Not all art spaces are meant to last forever. You swallow hard and get them up and running on a shoestring. You host great programming and build an audience and sustain it as long as you can. There are triumphs, when you pack the house and get good coverage, and then there are the nights when the performers outnumber the audience. And eventually, one month when you’re writing the rent check that you know will bounce or you’re snaking the stopped-up sink for the umpteenth time, you get that awful feeling in the pit of your stomach. It’s over. It’s been a great run.
And so, Durham’s Unexposed Microcinema has turned out the lights. Just a year after tricking out a garage space on Hood Street and transforming it into one of the more lively sites for experimental film in the whole Southeast, brothers Brendan and Jeremy Smyth have handed back the keys. A lack of funds, coupled with life changes (happy ones—marriage and impending parenthood), made it impossible to put every waking moment into the space anymore—and that’s what it takes to keep a space like Unexposed going.
After a hiatus, the Smyths will continue programming film under the name Unexposed; the project just becomes itinerant, as it was before they got the Hood Street space. Accomplished experimental documentarians in their own right, they’ll continue making films, too.
But it’s important to mourn this loss and acknowledge the crucial role unique spaces like these play in our community, even as we’re busting our asses to create the next ones. Unexposed provided an accessible, warm-hearted, and damn enjoyable home for work that was genuinely challenging and frequently baffling. This wasn’t film for everyone. In an average week’s slate of seven or eight films, only about half would adhere to anything resembling a story line. Yet it never felt elitist; you didn’t feel like you needed to be a practitioner or have a doctorate in the field to get in. The Smyths brought that to the space, and that’s rare and beautiful.
Unexposed also served as the de facto off-campus screening room for Duke’s MFA in Experimental and Documentary Arts program, the faculty and student body of which, on many nights, composed almost its entire audience.

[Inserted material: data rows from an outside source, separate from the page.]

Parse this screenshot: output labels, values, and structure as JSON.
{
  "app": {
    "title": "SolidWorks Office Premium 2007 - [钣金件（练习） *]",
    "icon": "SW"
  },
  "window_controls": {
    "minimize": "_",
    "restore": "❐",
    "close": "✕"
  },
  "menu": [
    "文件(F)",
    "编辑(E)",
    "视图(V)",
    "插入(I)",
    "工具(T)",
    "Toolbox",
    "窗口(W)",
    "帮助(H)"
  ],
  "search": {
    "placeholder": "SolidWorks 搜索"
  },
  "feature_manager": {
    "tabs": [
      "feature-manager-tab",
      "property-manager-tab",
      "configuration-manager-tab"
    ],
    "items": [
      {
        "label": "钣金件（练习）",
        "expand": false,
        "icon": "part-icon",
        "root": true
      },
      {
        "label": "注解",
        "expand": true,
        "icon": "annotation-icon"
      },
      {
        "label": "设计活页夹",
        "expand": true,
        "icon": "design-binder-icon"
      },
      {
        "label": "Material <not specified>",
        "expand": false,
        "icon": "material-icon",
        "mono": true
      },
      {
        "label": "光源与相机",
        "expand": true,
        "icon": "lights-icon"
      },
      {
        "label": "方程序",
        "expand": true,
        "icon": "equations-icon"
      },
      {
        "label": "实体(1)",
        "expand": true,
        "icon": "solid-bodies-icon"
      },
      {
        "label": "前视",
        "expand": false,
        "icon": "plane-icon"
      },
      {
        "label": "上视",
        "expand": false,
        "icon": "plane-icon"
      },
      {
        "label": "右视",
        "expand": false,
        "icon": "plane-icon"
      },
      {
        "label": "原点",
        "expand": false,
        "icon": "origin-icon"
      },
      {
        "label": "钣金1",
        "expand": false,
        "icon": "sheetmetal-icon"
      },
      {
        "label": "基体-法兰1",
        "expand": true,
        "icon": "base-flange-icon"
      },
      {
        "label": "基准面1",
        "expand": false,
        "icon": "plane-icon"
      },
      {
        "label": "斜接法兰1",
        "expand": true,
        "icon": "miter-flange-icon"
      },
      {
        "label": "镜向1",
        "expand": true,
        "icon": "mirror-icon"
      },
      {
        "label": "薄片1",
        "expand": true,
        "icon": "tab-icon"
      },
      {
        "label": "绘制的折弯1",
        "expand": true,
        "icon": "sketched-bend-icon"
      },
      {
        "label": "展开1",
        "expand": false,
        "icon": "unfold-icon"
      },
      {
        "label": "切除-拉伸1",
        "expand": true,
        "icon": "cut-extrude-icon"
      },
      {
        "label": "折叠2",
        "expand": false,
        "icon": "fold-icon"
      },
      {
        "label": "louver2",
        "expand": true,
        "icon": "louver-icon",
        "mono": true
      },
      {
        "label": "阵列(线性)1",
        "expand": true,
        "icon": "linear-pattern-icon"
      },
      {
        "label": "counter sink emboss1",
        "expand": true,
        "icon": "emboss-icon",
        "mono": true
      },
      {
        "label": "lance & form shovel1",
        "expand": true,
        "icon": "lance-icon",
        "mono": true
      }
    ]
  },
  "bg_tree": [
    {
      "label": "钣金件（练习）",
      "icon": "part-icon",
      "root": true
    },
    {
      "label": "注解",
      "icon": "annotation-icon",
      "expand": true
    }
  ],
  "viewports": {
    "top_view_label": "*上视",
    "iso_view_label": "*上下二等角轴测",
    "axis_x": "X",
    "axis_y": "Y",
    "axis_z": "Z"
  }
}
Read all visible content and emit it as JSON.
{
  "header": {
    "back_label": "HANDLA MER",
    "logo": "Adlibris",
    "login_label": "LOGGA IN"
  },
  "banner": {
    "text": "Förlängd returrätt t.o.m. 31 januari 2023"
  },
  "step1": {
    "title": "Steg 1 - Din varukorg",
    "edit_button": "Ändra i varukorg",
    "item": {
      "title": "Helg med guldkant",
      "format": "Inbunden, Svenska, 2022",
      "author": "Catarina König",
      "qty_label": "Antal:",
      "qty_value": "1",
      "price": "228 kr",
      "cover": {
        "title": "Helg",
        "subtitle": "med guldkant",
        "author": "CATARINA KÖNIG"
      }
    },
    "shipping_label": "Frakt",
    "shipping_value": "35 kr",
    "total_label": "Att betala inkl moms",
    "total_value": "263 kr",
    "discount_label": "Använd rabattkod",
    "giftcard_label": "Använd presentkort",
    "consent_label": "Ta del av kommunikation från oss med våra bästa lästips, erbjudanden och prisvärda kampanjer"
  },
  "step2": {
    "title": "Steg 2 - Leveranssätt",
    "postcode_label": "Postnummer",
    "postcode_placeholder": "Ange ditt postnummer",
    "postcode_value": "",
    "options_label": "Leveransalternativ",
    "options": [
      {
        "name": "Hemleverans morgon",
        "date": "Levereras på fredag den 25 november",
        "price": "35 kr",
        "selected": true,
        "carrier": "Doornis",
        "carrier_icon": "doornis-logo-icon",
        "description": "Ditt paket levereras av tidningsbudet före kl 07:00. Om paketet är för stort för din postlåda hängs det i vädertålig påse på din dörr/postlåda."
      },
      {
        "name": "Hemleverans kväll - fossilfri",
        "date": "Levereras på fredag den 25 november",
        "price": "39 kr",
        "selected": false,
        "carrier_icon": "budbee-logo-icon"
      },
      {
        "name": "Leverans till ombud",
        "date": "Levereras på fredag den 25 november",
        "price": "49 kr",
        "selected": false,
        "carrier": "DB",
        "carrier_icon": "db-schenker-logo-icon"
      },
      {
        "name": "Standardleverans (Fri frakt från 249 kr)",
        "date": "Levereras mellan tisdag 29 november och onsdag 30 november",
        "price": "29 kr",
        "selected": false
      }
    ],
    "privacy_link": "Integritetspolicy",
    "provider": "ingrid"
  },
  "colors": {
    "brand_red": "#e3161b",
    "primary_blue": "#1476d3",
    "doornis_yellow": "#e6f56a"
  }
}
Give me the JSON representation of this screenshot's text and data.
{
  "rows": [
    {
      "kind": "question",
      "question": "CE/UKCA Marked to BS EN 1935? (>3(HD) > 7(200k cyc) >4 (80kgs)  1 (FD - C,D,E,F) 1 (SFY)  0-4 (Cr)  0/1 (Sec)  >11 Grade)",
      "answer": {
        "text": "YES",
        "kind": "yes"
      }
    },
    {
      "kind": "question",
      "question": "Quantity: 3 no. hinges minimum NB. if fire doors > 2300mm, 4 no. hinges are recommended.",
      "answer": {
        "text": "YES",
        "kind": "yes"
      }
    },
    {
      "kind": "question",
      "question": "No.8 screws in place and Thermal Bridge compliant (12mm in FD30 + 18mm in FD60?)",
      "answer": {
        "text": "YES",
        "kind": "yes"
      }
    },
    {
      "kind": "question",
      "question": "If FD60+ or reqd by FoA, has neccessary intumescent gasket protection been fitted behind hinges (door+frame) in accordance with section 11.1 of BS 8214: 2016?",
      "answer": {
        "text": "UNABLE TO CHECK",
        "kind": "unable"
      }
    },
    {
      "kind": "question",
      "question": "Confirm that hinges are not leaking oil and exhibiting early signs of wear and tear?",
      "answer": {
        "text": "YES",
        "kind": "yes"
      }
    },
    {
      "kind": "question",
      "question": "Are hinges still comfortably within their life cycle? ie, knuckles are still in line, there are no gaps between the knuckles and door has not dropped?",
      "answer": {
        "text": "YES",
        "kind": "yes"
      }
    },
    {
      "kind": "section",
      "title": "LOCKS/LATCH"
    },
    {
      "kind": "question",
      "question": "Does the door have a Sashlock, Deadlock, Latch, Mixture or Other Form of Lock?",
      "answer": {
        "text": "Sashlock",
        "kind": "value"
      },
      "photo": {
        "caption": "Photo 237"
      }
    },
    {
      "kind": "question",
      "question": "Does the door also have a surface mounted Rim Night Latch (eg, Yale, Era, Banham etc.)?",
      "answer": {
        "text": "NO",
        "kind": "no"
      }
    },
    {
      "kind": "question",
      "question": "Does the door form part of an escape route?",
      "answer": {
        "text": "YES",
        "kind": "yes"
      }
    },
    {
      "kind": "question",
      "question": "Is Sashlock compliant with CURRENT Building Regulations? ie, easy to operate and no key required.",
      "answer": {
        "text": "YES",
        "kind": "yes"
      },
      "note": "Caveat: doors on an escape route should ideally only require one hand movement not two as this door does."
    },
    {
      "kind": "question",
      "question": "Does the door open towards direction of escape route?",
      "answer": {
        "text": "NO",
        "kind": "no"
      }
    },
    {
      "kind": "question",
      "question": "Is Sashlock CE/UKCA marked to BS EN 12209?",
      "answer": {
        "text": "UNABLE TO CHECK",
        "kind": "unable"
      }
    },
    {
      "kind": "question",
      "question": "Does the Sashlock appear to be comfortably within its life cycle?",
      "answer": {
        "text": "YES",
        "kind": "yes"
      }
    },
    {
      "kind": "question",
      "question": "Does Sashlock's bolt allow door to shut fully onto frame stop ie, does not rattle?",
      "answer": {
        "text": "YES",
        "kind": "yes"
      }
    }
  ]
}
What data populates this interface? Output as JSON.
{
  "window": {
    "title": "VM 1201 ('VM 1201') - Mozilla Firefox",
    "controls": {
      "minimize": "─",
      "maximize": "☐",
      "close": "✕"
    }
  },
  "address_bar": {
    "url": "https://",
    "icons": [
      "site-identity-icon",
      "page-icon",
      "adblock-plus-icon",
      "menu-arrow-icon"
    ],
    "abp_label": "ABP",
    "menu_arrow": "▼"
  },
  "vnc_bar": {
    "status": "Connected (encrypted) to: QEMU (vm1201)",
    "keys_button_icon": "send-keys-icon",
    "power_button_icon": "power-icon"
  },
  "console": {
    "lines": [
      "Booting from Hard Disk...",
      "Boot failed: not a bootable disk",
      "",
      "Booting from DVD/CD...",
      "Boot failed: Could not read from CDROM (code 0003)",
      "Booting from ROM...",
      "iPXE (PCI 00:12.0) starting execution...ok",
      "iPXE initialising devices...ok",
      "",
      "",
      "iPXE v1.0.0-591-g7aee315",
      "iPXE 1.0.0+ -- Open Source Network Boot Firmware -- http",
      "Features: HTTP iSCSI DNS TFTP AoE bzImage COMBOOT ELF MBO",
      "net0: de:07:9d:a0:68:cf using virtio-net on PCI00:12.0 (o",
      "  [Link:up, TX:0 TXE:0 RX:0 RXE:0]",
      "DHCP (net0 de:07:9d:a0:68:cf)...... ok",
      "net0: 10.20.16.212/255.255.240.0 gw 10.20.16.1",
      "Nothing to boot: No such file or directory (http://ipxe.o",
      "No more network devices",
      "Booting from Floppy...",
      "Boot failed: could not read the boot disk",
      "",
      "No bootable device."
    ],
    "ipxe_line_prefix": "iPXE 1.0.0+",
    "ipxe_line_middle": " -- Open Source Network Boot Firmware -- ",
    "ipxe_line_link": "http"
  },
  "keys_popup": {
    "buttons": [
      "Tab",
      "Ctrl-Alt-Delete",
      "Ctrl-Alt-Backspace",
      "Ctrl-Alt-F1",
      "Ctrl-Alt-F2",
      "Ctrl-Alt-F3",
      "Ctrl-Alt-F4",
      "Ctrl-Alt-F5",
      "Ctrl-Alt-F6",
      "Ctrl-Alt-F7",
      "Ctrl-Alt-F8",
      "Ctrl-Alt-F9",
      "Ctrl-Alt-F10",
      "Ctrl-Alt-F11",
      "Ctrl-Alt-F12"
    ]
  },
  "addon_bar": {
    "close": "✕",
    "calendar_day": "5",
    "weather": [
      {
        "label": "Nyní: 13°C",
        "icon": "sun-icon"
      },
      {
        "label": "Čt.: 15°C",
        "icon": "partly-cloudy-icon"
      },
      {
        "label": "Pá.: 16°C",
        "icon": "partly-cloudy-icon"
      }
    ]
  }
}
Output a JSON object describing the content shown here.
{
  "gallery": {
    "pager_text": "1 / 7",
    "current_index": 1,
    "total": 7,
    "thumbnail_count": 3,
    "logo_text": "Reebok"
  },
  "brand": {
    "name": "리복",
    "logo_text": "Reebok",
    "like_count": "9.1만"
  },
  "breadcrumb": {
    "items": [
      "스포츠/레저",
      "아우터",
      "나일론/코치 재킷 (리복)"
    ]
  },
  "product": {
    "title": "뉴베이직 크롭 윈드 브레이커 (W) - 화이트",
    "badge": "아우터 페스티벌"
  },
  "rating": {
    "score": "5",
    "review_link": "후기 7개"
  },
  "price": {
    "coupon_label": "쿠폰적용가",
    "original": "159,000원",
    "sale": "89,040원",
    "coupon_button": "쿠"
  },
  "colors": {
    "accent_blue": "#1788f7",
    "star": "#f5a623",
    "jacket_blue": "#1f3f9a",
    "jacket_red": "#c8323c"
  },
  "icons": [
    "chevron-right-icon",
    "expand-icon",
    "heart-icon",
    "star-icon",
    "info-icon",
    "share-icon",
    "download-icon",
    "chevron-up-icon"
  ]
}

Anna Kipervaser, a 2015 graduate of the program who now teaches at Duke, became a third curator at Unexposed. Visiting filmmakers showed their work there, and David Gatten, who splits teaching time between Duke and the University of Colorado at Boulder, hosted talks and screenings.
Gatten’s three-hour homage to his colleague Phil Solomon and elegy for Peter Hutton at Unexposed is one of the most moving art experiences I’ve ever had. I remember the thrill of watching Bill Brown—a hero of the Smyths—and another Duke faculty member hacking old slide projectors with an Arduino for an experimental multimedia piece that could have fallen apart at any moment but didn’t. I remember bands jamming to the projections so that the difference between image and music was rendered meaningless. And I remember, a little lit from chugging peach moonshine in the rain out front, putting on diffraction glasses to watch Jodie Mack’s psychedelic geometric film Let Your Light Shine, seeing epileptic rainbows all over the place—sheer optical ecstasy.
Unexposed didn’t just provide a venue for work that has very few venues to be publicly shown. It provided a space for people who love that kind of work to watch together. This kind of ritual cinematic experience is disappearing from our culture, and we’re all the poorer for it. As so many experiences that we once shared have moved online, we find ourselves increasingly isolated from one another. And that devalues us all. Now we find ourselves isolating our country from the rest of the world, building walls and banning immigrants.
Unexposed wasn’t going to save the world, but it made my world a whole lot better for a year. May we all gather in the dark again soon.